49. Let the wind blow away your troubles, let the rain wash away your troubles, let the sun bring you warmth, let the moon bring you warmth, let love bring you happiness, and let friendship bring you happiness.
50. A full moon smells better. I wish you good health. Fish are swimming and birds are singing. So you laugh every day and have a glass of hops in your hand. I wish you a sunny day, more happiness and less sadness, and a better tomorrow.
5 1. butterflies flying, dragonflies chasing, a lot of troubles; Looking forward to flying swallows, looking forward to people returning, drinking more cups every time; Live like Xu, die together, grasp the fate and let go respectively; I hope we can be friends forever.
5 1. fate; Let me meet you; Happy: let me know you; Happiness: Let me be your friend; Care: Let me miss you; Message: I have to send it to you.
52. I'll send you eleven new ones: feel comfortable in the morning, go out smoothly, be careful on the road, be patient when things go wrong, be cautious in making friends, be considerate of others, have confidence in yourself, have love for your lover, be happy at home and feel at ease at night.
53. Wu: 366237940
54. I don't miss you because of the change of seasons, I don't miss you because of the distance, I don't alienate you because of busyness, and I don't forget you because of the erosion of time. You will always be a friend in my heart. Please take care of yourself when the leaves fall.
I'm afraid of killing you with a stick and stabbing you with a knife. I'm afraid of seeing blood; Poison you, too many fake drugs; Electrocute you; The electricity bill is too high; Drowning you; Maybe you can swim. Forget it, I still miss you.
Acquaintance is sometimes providence. No matter how deep or shallow your wish is, we should cherish it. Don't expect. No matter how happy and sad you are, remember that I am willing to share it with you. No matter how far away you are, you have my blessing.
The best information is always given to you first, and the best mood always wants to share the best wishes with you, and this time is no exception. May your mood be as clear as a sunny day and infinite happiness.
58 people are like houses, and friends are windows. The more windows there are, the more moons there are in the house. I am the biggest window facing the sun. Send you flowers in spring, cool in summer, fresh in autumn and sunshine in winter. May you have a good mood every day.
I didn't mean to upset you yesterday. How about giving you a chance to be discouraged from me now? Take out a large portion of 100 yuan, fold it in half, fold it in half and throw it at me hard.
Zhu Fu.
60. Life actually has only three days: yesterday, today and tomorrow. I wish you, yesterday is worth remembering, and today is full of opportunities. I sincerely wish you a happy yesterday, a smooth day and good luck tomorrow.
6 1. I was ridiculous last night. How could I be so rude to you and do such a thing? I sincerely apologize to you and ask your forgiveness: I really shouldn't ... grab your lollipop.
62. A brand-new journey is about to begin. I hope you cherish it in your youth, work hard, give all your heart to the years, and pay the four seasons without regrets.
63. The past time, we share together; In the future journey, we cherish each other! The autumn wind suddenly rises, and I hope my friends can study on the next floor!
Spend black June, red July, blue August and golden September. It's the lucky month for students. I wish you a higher level!

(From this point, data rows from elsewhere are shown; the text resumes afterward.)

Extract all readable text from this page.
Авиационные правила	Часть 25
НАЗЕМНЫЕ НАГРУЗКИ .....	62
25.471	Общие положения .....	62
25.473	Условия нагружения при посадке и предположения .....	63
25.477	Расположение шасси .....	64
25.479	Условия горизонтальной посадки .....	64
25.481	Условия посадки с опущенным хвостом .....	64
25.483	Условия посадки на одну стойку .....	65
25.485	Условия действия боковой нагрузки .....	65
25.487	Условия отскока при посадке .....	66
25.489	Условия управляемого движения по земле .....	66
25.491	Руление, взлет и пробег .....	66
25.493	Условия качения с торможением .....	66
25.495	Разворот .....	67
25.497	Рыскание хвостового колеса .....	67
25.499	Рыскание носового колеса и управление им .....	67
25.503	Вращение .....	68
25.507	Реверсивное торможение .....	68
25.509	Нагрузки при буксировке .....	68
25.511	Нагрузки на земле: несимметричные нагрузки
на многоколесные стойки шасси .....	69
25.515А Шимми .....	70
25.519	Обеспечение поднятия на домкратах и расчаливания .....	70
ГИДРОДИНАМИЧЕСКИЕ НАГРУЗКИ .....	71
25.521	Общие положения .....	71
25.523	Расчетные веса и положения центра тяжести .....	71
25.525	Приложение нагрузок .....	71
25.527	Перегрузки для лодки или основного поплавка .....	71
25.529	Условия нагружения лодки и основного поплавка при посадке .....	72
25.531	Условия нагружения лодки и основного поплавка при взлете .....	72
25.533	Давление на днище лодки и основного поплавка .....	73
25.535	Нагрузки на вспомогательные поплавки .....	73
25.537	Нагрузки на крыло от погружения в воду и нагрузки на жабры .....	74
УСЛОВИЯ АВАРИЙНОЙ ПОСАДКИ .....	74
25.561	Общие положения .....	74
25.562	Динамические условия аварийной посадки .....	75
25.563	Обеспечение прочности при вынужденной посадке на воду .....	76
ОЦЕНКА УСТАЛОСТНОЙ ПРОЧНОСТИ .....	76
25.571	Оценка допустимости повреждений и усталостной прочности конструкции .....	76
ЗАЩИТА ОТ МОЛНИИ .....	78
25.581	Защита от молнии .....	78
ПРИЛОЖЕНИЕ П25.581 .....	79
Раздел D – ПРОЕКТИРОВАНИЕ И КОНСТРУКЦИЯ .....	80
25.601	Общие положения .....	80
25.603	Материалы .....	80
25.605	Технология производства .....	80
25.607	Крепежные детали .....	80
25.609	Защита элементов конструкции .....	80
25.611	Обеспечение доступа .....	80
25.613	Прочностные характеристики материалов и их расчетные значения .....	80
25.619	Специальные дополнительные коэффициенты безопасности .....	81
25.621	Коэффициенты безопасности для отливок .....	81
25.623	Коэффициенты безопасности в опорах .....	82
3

The first ray of sunshine in the morning is my deep blessing to you. The last blush of the sunset is my heartfelt greeting to you: [How are you, fool? ]
66. Newton was hit by an apple and discovered gravity; When Columbus sailed around the world, he discovered the new continent; When you look in the mirror, wow! You found a primitive man!
67. Send you a happy flower and keep it in your mobile phone. It will bring you good luck! But remember to pour some water to your mobile phone often, and water the flowers inside!
68. A woman teaches her children that if you cry again, I will throw you out to feed the tiger! The hungry tiger who came out for food heard it, and the hungry tiger waited all night and said, human beings are so hypocritical! The old lady broke her word!
69. You see my infatuation in your eyes, my hospitality in your eyes, my true love in your eyes, and I look into your eyes deeply. Wow! What a big piece of gum!
70. When I heard that you were trafficked, I was really scared. Although you grew up with dementia, it is harmless to society. Who is so bold as to dare to sell you? I'm worried about him. It's strange to sell it!
7 1. Do you want to get rich? Do you want to get lucky? Do you want to be an official? Do you want to become famous overnight? Do you want to be young forever? -Stop dreaming, wash your feet and sleep!
72. Wash your hands before and after meals, queue up and leave one by one. If you want a girlfriend, shout after reading the text message!
73. When you see this message, I have already left. I will travel all over the world until I find a medicine that can cure your smirk when you see the message!
74. Lying in bed watching your letter to me, my heart is full of bitterness. The words in the letter hurt my heart like an ice pick. The letter said: I will pay you back next month!
75. God said that it takes five thousand times in this life to turn back in previous lives. In this life, good friends like us, in the last life, were too busy looking back.
76. Send you a pair of couplets: the first pair of couplets is the thoughts of you in the wind and rain; The second part is to really love you. The horizontal approval is: the information is wrong.
77. Without wind, clouds will not move; If there is no air, you cannot breathe; If there is no sun, the moon will have no light; If it weren't for you ... fools wouldn't exist.
78. I am lonely without you. I'm disappointed not to see you. I am not qualified to say I love you. How much I miss you, a little too much! When I see you, I want to touch you hard, Nanfeng. Hu!
79. From now on, I will only hit you, ill-treat you and cheat you. If you are happy, I will make you sad. If you are unhappy, I will be super happy.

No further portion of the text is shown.